The UK government’s decision to freeze the Personal Tax Free Allowance until 2031 is set to cost households an estimated £500 in lost relief, according to the Resolution Foundation thinktank. This freeze means that the standard Personal Allowance, currently at £12,570 for the 2026/27 tax year, will remain unchanged—ensuring no income tax is paid on earnings up to this threshold.
Tax rates stand at 20% for income up to £50,270, 40% for income between £50,271 and £125,140, and 45% for income above £125,140. By freezing the allowance, more families are pushed into higher tax brackets as wages and inflation rise, effectively increasing their tax burden.

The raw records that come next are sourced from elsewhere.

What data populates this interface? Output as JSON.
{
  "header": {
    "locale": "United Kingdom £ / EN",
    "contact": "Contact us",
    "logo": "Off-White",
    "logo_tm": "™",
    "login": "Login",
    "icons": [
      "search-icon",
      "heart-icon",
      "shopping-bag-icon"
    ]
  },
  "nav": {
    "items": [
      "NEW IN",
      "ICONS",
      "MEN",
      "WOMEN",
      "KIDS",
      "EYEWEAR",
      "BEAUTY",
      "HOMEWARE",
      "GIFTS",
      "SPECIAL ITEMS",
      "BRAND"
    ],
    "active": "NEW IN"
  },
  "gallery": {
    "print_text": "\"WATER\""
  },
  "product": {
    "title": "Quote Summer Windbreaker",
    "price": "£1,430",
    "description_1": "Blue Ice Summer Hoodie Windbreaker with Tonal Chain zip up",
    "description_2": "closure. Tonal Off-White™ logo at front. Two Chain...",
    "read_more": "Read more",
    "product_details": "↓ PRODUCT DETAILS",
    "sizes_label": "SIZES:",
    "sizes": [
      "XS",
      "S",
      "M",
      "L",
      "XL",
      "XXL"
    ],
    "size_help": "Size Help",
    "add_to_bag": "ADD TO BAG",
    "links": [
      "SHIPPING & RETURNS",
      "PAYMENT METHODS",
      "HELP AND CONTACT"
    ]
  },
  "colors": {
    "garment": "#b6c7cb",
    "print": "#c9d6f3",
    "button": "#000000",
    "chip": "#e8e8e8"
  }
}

The Resolution Foundation highlighted the ongoing cost-of-living crisis, exacerbated by volatile energy prices driven by geopolitical tensions in the Middle East. Even in the most optimistic scenario—where wholesale gas prices return to pre-war levels—energy costs are expected to climb by around £130 when the energy price cap is adjusted this July. Should gas prices remain at recent peaks, this increase could soar to approximately £440, pushing the cap to nearly £2,100.
Lalitha Try, an economist at the Resolution Foundation, emphasized that lower-income families bear the brunt of these challenges. “The cost of living crisis never ended for millions of households, and now a new wave of price shocks looms due to the conflict in the Middle East,” Try said. “Poorer families spend a larger share of their income on essentials like energy and food, making them especially vulnerable to inflation.”
While the government’s recent real-terms increase in Universal Credit offers some relief, Try urged ministers to introduce a social tariff to protect low-income households from ongoing and future energy price surges.